More than just a bleep-inserting, black-box-placing, Super Bowl-halftime-show-policing censorship outlet, the Federal Communications Commission acts as the federal government’s eyes and ears when it comes to TV, radio, and other forms of media. And in an attempt to adjust to a rapidly evolving landscape, the FCC is aiming to modernize itself.
On Wednesday, officials announced the FCC will release robocall and telemarketing consumer complaint data each week in an attempt to help developers create, design and implement “do-not-disturb” technologies that allow customers to block unwanted calls or texts.
You know the kind. Me? I’ve been offered several free cruises. So annoying. Can’t a guy walk down the street without being offered a free vacation?

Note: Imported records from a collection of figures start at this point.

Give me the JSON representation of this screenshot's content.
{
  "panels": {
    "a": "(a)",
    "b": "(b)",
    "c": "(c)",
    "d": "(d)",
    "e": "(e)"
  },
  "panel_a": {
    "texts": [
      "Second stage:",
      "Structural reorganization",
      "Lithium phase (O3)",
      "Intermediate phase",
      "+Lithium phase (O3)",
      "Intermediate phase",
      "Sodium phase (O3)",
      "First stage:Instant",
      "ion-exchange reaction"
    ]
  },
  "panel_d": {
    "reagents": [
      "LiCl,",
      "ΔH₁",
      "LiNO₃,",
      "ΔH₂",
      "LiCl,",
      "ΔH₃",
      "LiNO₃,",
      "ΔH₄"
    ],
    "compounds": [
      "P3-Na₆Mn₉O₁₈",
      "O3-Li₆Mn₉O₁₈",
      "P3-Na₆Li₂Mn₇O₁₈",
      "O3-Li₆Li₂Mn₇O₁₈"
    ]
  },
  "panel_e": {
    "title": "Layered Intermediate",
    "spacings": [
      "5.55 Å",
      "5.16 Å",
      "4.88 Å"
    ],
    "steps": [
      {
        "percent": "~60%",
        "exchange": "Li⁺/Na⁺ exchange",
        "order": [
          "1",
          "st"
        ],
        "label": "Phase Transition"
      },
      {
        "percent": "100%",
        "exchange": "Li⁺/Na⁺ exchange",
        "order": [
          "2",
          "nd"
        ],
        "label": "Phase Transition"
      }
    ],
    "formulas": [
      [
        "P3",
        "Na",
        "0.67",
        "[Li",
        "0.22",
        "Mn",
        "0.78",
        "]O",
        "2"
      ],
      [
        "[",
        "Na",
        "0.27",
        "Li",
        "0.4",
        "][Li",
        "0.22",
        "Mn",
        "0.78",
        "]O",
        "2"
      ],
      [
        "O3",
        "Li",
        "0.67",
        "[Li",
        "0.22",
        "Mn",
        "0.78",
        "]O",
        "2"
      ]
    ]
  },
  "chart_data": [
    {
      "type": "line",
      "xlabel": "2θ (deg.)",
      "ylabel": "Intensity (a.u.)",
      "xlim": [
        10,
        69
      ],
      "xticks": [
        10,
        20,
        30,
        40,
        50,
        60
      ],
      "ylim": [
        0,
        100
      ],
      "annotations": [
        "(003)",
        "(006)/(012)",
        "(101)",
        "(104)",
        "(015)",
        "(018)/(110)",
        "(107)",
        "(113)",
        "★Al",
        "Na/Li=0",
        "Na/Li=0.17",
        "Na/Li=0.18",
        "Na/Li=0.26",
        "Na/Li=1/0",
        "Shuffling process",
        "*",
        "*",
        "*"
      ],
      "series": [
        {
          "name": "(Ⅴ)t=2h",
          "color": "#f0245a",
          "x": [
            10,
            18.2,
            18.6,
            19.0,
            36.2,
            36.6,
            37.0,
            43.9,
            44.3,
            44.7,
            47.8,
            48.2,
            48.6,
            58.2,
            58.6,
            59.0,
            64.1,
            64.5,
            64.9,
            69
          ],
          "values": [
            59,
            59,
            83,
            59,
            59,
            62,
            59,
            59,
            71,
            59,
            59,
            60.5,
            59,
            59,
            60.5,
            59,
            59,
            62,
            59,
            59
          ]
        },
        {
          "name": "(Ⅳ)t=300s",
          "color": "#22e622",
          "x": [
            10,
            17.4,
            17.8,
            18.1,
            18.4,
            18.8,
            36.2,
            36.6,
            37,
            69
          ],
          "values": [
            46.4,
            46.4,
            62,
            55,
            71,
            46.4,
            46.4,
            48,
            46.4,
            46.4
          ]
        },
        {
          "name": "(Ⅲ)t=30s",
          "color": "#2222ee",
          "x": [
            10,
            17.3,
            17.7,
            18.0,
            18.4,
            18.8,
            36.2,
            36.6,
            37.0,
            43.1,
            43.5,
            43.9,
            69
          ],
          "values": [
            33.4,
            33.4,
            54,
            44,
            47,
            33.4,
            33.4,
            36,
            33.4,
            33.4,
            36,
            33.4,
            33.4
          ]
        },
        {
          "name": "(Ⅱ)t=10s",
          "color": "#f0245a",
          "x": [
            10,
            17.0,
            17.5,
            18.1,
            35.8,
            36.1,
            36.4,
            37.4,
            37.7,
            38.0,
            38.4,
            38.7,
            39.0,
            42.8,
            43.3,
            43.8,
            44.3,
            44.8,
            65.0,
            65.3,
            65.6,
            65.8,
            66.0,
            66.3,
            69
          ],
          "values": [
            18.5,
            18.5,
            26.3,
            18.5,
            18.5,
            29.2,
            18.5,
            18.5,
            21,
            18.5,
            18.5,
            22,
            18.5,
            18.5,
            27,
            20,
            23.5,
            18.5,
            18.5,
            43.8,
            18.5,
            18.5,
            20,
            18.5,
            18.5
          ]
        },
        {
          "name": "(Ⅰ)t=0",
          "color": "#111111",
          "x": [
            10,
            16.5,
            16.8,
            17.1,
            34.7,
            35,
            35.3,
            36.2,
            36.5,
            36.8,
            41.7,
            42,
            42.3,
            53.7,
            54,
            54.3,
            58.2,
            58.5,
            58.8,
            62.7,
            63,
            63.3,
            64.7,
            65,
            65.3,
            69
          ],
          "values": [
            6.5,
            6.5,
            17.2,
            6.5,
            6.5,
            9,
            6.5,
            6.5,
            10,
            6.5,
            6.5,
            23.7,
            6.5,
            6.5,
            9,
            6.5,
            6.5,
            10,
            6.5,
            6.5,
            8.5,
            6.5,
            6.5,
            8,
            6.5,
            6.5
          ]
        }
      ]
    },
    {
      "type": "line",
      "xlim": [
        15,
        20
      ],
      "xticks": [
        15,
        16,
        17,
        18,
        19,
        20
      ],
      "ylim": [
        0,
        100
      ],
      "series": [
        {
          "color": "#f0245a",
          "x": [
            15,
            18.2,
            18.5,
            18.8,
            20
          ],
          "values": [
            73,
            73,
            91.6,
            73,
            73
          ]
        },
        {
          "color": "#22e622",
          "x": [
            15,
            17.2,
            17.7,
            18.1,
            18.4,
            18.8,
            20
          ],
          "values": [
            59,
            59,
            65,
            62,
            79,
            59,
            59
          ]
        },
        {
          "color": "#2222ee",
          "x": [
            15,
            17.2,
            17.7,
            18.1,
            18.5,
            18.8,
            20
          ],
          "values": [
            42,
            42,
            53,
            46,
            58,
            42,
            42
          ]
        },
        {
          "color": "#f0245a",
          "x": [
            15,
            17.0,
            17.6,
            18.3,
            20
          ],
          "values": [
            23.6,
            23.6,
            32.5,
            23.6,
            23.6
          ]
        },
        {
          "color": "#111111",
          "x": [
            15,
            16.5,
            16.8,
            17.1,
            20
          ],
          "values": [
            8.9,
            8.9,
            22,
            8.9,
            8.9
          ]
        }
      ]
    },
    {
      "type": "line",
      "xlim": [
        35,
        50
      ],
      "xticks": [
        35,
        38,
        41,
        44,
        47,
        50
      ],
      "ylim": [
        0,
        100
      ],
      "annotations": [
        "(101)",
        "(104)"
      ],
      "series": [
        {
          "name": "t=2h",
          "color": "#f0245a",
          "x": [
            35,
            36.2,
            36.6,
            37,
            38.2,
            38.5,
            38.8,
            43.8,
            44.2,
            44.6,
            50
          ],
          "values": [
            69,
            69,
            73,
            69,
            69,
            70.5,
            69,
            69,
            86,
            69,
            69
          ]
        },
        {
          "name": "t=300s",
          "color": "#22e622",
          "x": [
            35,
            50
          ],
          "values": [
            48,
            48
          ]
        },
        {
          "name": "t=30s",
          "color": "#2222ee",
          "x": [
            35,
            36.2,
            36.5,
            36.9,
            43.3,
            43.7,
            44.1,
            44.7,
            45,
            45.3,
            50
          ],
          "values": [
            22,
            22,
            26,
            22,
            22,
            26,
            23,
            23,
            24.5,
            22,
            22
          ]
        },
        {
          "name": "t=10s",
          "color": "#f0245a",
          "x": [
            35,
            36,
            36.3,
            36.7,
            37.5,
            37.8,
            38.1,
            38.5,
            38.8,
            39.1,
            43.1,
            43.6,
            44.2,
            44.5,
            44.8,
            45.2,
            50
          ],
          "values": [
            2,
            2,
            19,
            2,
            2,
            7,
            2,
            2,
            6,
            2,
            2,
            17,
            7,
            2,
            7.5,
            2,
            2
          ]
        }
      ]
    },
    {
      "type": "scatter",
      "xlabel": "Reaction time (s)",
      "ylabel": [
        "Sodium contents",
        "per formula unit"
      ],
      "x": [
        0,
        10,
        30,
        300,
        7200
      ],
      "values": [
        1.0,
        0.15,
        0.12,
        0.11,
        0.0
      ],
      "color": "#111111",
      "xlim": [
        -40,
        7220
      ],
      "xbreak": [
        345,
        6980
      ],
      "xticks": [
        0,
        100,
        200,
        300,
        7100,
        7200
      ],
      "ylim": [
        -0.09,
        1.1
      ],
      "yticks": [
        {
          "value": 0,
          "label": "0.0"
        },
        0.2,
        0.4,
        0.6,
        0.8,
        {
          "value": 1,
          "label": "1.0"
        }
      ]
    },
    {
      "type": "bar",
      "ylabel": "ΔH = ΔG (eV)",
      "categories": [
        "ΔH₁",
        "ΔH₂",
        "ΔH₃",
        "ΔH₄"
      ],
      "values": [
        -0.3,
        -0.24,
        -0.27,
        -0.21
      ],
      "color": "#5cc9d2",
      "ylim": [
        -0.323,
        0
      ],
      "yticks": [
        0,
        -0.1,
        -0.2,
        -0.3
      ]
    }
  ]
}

The data, including originating phone numbers of the telemarketers and automated robocalls we all know and love, will be released and available on the FCC’s Consumer Help Center’s website, the commission announced. The data can be found here: http://go.usa.gov/3S7Aj.
And it gets better: Unlike most organizations, the FCC wants to hear your complaints.
Last year, they heard from over 215,000 consumers. That’s almost 600 per day. The input is vital to policy decisions and can be used by the commission’s enforcement bureau to track trends and enforce violations, officials said. In short, the FCC is making a concerted effort to tune in to the issues facing you, the consumer.
Also last week, the FCC dropped the hammer on six companies who swindled consumers over deceptive, pre-paid calling cards.
The organization fined the six companies — Locus Telecommunications Inc., Lyca Tel LLC, NobelTel LLC, Simple Network Inc., STi Telecom Inc. and Touch-Tel USA LLC — $5 million each for marketing calling cards that had far fewer calling minutes than what was advertised. The investigation into the six companies began in 2011.
Most of the companies targeted immigrants, according to the FCC’s report. The calling cards are popular within immigrant communities to help them stay in touch with family and friends in their home countries, the report said.